Frequentemente estigmatizado, o envelhecimento vem se consolidando como um contraponto à produtividade e à juventude. Ainda que reflita uma tentativa ilógica de negar o processo biológico em prol de padrões estéticos e mercadológicos inalcançáveis, resultando na exclusão social e no etarismo. Afinal, o envelhecimento natural passou a ser visto como uma falha a ser corrigida.

Caso contrário, uma legião decide bradar, em altos decibéis, que a dignidade e a relevância social de quem se permite envelhecer numa boa, pode e deve ser questionada. Desse modo todo o debate sobre os direitos e a valorização da memória e da experiência humana é sumariamente descartado, para que sejam criadas outras oportunidades de consumo, as quais exijam que as pessoas se mantenham exaustivamente ativas e financeiramente capitalizadas nessa fase da vida.

Acontece que, enquanto o mercado e o imaginário social promovem uma verdadeira cruzada para esconder a maturidade, a biologia segue seu curso natural, impondo transformações físicas e cognitivas inevitáveis ao longo do ciclo da vida. A imposição de padrões estéticos irreais para evitar que o envelhecimento demonstre à sua inevitável decadência, não consegue impedir aquilo que acontece por dentro, no mais profundo do DNA humano.

Quando o corpo, a partir de certo ponto, inicia os processos naturais de senescência, ou seja, da perda gradual de massa muscular, da diminuição da elasticidade da pele e das alterações bioquímicas e metabólicas, ainda que se possa desacelerar os impactos dessas mudanças através de hábitos saudáveis, o relógio biológico continua cumprindo sua trajetória natural.

Por isso, a busca incessante por uma juventude eterna e de corpos padronizados tem gerado não só uma pressão social imensa, como se transformado em uma violência psicológica e física contra a própria essência humana. Tal obsessão pela juventude e por padrões corporais inalcançáveis, ​​na contemporaneidade, se transformou em um gatilho severo para o adoecimento psíquico, o qual além de promover a exaustão mental, a ansiedade e a insatisfação crônica, alimenta o ciclo de comparação social que recusa do processo natural de envelhecimento.

Mas não é só isso.   Desse movimento em curso deriva uma tríade terrível que é a invisibilização do intelecto, da experiência e da singularidade humana.
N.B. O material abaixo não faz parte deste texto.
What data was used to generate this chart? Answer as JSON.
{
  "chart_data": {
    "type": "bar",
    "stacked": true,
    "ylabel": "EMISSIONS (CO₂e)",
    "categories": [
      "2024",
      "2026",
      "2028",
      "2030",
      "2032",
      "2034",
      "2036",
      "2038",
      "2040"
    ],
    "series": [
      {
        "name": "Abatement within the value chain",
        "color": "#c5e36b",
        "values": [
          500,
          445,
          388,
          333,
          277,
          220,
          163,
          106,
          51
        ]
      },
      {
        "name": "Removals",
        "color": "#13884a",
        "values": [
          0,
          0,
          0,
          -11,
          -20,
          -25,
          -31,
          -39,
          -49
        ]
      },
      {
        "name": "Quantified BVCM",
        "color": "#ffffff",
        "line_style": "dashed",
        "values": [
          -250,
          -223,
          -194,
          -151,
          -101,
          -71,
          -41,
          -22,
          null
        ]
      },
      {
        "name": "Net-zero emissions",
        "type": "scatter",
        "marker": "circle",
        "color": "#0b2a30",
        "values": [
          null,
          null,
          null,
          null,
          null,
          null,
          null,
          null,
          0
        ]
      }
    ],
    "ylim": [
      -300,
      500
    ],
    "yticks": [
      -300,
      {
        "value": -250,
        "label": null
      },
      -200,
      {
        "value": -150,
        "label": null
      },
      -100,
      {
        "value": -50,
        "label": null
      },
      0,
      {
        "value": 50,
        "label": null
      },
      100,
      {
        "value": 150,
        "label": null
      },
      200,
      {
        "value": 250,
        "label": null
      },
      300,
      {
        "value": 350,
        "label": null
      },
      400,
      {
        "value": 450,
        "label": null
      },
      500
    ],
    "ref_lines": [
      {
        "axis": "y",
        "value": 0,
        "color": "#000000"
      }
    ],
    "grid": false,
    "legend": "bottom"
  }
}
Haja vista que ao reduzir o valor do indivíduo à sua aparência física, a sociedade ofusca trajetórias profissionais, talentos artísticos e competências técnicas extraordinárias, marginalizando inúmeros profissionais experientes no mercado devido ao envelhecimento natural.

Portanto, é necessário reconhecer que esse cenário restritivo vem oferecendo a sua parcela de contribuição para o adoecimento populacional contemporâneo ao desencadear doenças mentais crônicas, transtornos alimentares e isolamento social. Além do dano emocional, essa cobrança impulsiona riscos físicos severos decorrentes de procedimentos estéticos invasivos e dietas extremas, caracterizando uma violência que muitas vezes é velada ou normalizada.

A grande verdade é que tudo isso só tende a levar ao recrudescimento de uma cultura de etarismo e alienação, a qual reduz a dignidade humana a uma mercadoria, onde o valor de uma pessoa passa a ser medido pela sua juventude e aparência, em vez de sua essência, história e capacidade intelectual. Tornando fundamental promover uma mudança sociocultural que valorize a autoaceitação, a diversidade de corpos e o respeito à maturidade. Reconhecer o envelhecimento como um processo natural e digno é um ato de resistência contra a superficialidade.